NCI-MATCH – In this exploratory analysis, researchers examined blood samples from trial participants (refer to the trial description above). The patients in this subset had pathology reports that designated their cancer type as "not otherwise specified" or uncertain. By analyzing the circulating tumor DNA (ctDNA) of these patients, researchers obtained new information, which led to the development of a mathematical model to identify the histology (cancer type). The model demonstrated high validation accuracy. Presenter: Chris A. Karlovich, PhD (Molecular Characterization Laboratory, Frederick National Laboratory for Cancer Research). Abstract 2557.

Prostate Cancer – A significant development in prostate cancer research is the use of artificial intelligence (AI) as a predictive biomarker for assessing the benefits of docetaxel chemotherapy through core needle biopsies. Images of H&E-stained biopsy slides from the CHAARTED (E3805) trial were used to develop and validate a computational AI pathology image classifier (APIC) for quantifying the tumor-immune microenvironment. The CHAARTED trial included participants with metastatic hormone-sensitive prostate cancer who had received androgen deprivation therapy (ADT) alone or with docetaxel chemotherapy. This AI approach was validated in the context of ADT, and researchers recommend exploring its use alongside androgen receptor axis-targeted agents. Presenter: Sebastian R. Medina, MSc (Georgia Institute of Technology and Emory University). Abstract 1560. 

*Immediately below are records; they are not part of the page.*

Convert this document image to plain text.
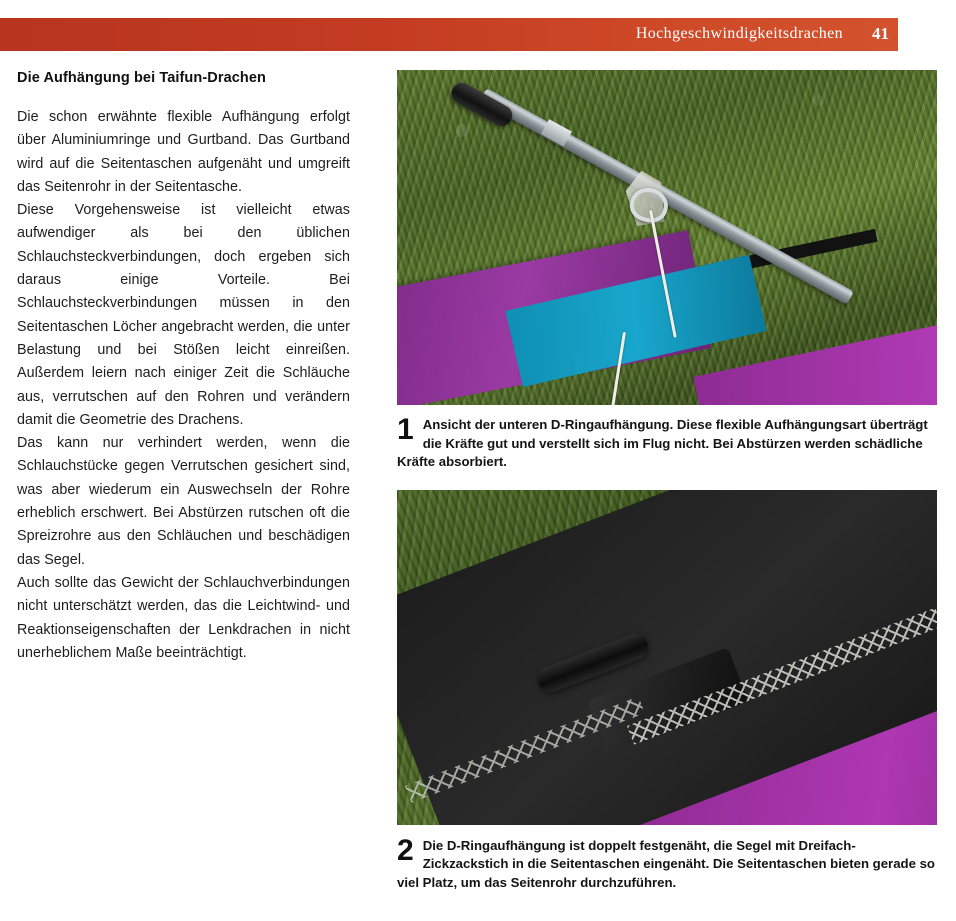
Hochgeschwindigkeitsdrachen 41
Die Aufhängung bei Taifun-Drachen

Die schon erwähnte flexible Aufhängung erfolgt über Aluminiumringe und Gurtband. Das Gurtband wird auf die Seitentaschen aufgenäht und umgreift das Seitenrohr in der Seitentasche.

Diese Vorgehensweise ist vielleicht etwas aufwendiger als bei den üblichen Schlauchsteckverbindungen, doch ergeben sich daraus einige Vorteile. Bei Schlauchsteckverbindungen müssen in den Seitentaschen Löcher angebracht werden, die unter Belastung und bei Stößen leicht einreißen. Außerdem leiern nach einiger Zeit die Schläuche aus, verrutschen auf den Rohren und verändern damit die Geometrie des Drachens.

Das kann nur verhindert werden, wenn die Schlauchstücke gegen Verrutschen gesichert sind, was aber wiederum ein Auswechseln der Rohre erheblich erschwert. Bei Abstürzen rutschen oft die Spreizrohre aus den Schläuchen und beschädigen das Segel.

Auch sollte das Gewicht der Schlauchverbindungen nicht unterschätzt werden, das die Leichtwind- und Reaktionseigenschaften der Lenkdrachen in nicht unerheblichem Maße beeinträchtigt.

1 Ansicht der unteren D-Ringaufhängung. Diese flexible Aufhängungsart überträgt die Kräfte gut und verstellt sich im Flug nicht. Bei Abstürzen werden schädliche Kräfte absorbiert.
2 Die D-Ringaufhängung ist doppelt festgenäht, die Segel mit Dreifach-Zickzackstich in die Seitentaschen eingenäht. Die Seitentaschen bieten gerade so viel Platz, um das Seitenrohr durchzuführen.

Prostate Cancer – Metastatic prostate cancer remains incurable. It is known that persistent androgen receptor activation promotes tumor progression and metastasis, which affects patient survival. In this biomarker study utilizing specimens from the CHAARTED trial (described above), researchers examined a group of six genes involved in androgen production, uptake, and conversion, known as the APUC-6 genes. They report that their analysis may help identify a favorable-risk group of patients, carrying distinct therapeutic implications. Presenter: Xiaolei Shi, MD, PhD (University of Maryland). Abstract 5089. 

Trial in Progress Poster

Symptom Science – Adolescents and young adults (AYAs) with cancer experience different diagnoses and specific biological, clinical, psychological, and social factors that affect their risk of post-treatment morbidity and early death. These factors differ from older adults and children with cancer. The EAQ211 trial is investigating social genomic mechanisms of health disparities among survivors aged 15-39 at their first cancer diagnosis. By collecting blood samples and information about participants' health and treatment, this trial aims to identify conditions that increase their risk of illness and mortality, to help physicians better address their needs. Presenter: Brad J. Zebrack, PhD, MSW, MPH (University of Michigan). Abstract TPS12137.